En 1963, à la suite d’une rencontre fortuite dans un hall, Ruth Lor Malloy est invitée à un dîner organisé par le ministre canadien de l’Agriculture, Harry William Hays. À cette occasion, elle rencontre des journalistes chinois qui l’aident à obtenir un visa pour se rendre en Chine en tant que journaliste indépendante. À cette époque, il est extrêmement rare que des citoyens canadiens obtiennent ce type de document. Lors de son séjour en Chine, elle rencontre, pour la première fois, sa famille chinoise et visite plusieurs villes. Elle effectue un deuxième voyage, en 1973, avec sa fille de 5 ans, pour découvrir ce qui est arrivé à ses proches pendant la Révolution culturelle. Au cours de ses voyages, elle rencontre plusieurs Américains d’origine chinoise qui, comme elle, ne parlent aucun dialecte chinois et éprouvent bien des difficultés à s’y retrouver dans le pays. Sur la base de ces expériences, elle décide de rédiger ce qui est probablement le premier guide en anglais sur la Chine à l’intention des Chinois de la diaspora. L’ouvrage, intitulé A Guide to the People’s Republic of China for Travelers of Chinese Ancestry, dont son oncle conçoit la couverture, est publié en 1973, avec un premier tirage de 800 exemplaires vendus principalement à des Américains d’origine chinoise. Forte de ce succès, elle écrira près d’une douzaine de guides en anglais sur la Chine, le dernier étant publié en 1980.

En 1997, Ruth Lor Malloy publie également, en collaboration avec Meena Balaji, Hijras: Who We Are. Pour cet ouvrage, elle séjourne en Inde pour s’entretenir avec cette dernière, une hijra, et collaborer avec un groupe d’hindous et de jaïns. Dans le cadre de cette initiative interconfessionnelle, elle espère mieux faire connaître la discrimination systémique que subissent les personnes hijra en Inde.

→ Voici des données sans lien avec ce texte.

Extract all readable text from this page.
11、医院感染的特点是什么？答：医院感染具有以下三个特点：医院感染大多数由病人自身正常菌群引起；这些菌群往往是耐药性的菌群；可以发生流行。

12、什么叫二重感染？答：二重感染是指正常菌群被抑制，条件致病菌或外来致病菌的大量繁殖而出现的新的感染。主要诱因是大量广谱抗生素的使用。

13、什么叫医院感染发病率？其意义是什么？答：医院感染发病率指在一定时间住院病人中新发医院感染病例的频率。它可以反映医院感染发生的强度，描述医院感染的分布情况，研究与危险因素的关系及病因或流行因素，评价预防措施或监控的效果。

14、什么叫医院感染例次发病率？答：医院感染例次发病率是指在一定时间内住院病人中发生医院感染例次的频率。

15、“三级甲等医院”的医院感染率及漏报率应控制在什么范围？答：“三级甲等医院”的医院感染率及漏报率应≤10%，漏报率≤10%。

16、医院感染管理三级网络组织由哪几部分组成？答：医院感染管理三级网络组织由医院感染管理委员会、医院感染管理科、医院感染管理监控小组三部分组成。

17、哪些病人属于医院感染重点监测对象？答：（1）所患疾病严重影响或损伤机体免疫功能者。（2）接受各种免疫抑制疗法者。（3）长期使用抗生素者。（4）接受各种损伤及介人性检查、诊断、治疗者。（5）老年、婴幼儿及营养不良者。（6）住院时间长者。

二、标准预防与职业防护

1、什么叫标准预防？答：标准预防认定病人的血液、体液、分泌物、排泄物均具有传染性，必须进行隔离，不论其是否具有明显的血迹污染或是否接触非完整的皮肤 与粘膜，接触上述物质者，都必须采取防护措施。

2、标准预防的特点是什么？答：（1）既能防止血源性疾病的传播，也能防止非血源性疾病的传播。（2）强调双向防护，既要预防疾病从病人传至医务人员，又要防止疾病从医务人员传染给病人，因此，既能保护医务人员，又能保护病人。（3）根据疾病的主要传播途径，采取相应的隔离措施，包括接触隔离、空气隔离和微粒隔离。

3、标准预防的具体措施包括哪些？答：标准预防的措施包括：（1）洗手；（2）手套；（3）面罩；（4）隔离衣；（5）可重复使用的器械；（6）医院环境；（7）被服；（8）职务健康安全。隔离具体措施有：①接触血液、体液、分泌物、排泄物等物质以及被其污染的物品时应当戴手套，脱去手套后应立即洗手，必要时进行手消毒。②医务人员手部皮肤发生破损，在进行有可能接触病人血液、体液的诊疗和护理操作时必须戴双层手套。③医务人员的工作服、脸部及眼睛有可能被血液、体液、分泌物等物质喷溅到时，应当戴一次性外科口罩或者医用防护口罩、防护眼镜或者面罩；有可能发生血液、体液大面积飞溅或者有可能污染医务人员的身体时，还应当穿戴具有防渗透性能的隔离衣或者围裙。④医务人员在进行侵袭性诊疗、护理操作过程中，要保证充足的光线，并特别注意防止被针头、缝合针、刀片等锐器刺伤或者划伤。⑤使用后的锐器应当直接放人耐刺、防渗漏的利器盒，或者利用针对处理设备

Tout au long de sa carrière, Ruth Lor Malloy mènera des enquêtes dans plusieurs campements de chantier au Brésil, dans l’Arctique canadien et au Japon et écrira sur ses expériences. Son travail s’articule essentiellement autour des thèmes du dialogue interculturel et de la justice pour les populations marginalisées.

De 2010 à 2020, Ruth Lor Malloy exploite un blogue, Toronto Multicultural Calendar, sur lequel elle rédige des billets sur diverses manifestations et activités se déroulant dans les différentes communautés culturelles de la ville avec, comme objectif, de favoriser les échanges culturels à Toronto.

En 2023, Ruth Lor Malloy publie ses mémoires, sous le titre Brightening My Corner: A Memoir of Dreams Fulfilled, aux éditions Barclay Press.

Vie personnelle

Ruth Lor Malloy et sa famille en Inde

En 1963, Ruth Lor rencontre son futur mari, le journaliste américain Michael Malloy, alors qu’ils travaillent tous les deux en Inde. Ils se marient à Hong Kong en 1965 et ont trois enfants. Depuis 1984, la famille réside à Toronto. Michael Malloy décède le 14 août 2021, après une longue bataille contre le cancer.

Outre son premier baccalauréat, Ruth Lor Malloy détient également un baccalauréat en travail social de l’Université de Toronto. Elle obtient son diplôme de deuxième cycle en 1960.

Bien qu’ayant été élevée comme presbytérienne, Ruth Lor Malloy adopte la foi quaker, après son expérience dans un campement de chantier quaker mexicain.

Après les occupations de lieux aux restaurants, Ruth Lor Malloy et Bromley Amstrong nouent une amitié qui durera toute leur vie. En 2013, elle assiste à la cérémonie au cours de laquelle il reçoit un doctorat honorifique en droit de l’Université York. Ensemble, ils rendent également compte de leur travail respectif pour la CBC, ainsi que dans le documentaire Journey to Justice de Roger McTair pour l’Office national du film du Canada.